Russia's Complexity

Today's Russia doesn't present a pretty picture. It's a scene of decline on many fronts - the economy, healthcare, defense, among them.

As the lead article in today's Ideas section (see page 15) makes clear, the big demographic picture portends disaster for a country that not long ago took pride in itself as one of the world's two superpowers.

Can the demographic slide - fewer people, less healthy people, lower birth rates - be arrested? In a half century, Russia could have fewer people than Vietnam or Mexico. What does that say about the global vigor of the Russian bear?

Divining the future of a complex society of 146 million people is tricky, at best.

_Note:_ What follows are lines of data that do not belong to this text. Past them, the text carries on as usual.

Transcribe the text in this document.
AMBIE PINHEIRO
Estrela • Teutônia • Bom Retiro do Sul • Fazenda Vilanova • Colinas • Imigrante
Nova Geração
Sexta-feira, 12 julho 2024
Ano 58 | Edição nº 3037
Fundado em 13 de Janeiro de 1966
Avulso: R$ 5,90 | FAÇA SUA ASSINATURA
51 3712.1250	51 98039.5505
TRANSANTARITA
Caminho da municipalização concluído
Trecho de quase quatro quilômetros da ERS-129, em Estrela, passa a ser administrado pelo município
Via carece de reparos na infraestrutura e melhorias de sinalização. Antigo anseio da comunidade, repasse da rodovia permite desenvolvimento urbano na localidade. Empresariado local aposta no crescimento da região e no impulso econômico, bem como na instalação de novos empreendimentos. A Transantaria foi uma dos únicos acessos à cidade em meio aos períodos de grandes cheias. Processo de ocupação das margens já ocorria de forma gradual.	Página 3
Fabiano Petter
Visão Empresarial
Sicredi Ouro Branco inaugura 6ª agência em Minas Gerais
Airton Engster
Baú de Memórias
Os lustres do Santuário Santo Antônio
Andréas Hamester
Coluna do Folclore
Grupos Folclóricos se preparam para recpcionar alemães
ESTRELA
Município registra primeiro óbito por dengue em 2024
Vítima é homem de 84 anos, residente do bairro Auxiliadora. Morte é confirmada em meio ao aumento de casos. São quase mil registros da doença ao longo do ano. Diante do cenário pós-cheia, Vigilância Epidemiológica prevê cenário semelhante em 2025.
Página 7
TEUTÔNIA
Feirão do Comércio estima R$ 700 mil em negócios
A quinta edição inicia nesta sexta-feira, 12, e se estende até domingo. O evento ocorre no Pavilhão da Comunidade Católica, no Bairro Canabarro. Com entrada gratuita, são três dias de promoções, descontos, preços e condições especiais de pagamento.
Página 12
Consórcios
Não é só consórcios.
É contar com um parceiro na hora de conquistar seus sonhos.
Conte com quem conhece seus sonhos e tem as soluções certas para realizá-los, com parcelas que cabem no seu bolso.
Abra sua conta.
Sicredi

Consider some other statistics. Surprisingly, given Russia's 45 percent economic shrinkage in the '90s, today's Russian is much more likely to have a phone in the home than in the recent past - 50.1 phones for every 100 households in 1998, versus 24.5 in '85, according to figures compiled by researchers at Harvard University. Similarly, in 1999, 40 of every 100 households had a car. In 1985, the number was 14.

No wonder General Motors thinks Russia is enough of a growth market to justify teaming up with a carmaker there, AO Avtovaz, to produce small, affordable SUVs.

Official economic statistics don't take into account Russia's "shadow" economy, which accounts for much of the country's buying and selling.

One other statistical note: In 2000, more than 4 million Russians were enrolled in higher education. That's 1-1/2 times the number in 1992, and more than at any time during the Soviet era.

While life may be better for some Russians, much still depends on the economic, political, and legal reforms begun in the early '90s and still largely undone.

Economic progress would go a long way toward alleviating Russia's healthcare crisis, not least by reducing the country's rampant alcoholism.

President Vladimir Putin talks reform, saying the right things on subjects like legal protections for private property. But he seems a creature of the past when it comes to political change. Central control is all too often his theme.

Russia's picture is clouded and grim, but it's also complex. Individual Russians have some new freedoms - ranging from consumer choice to educational opportunity to more freedom of worship - and many are exercising them. Those choices, too, could figure in the country's long-range prospects.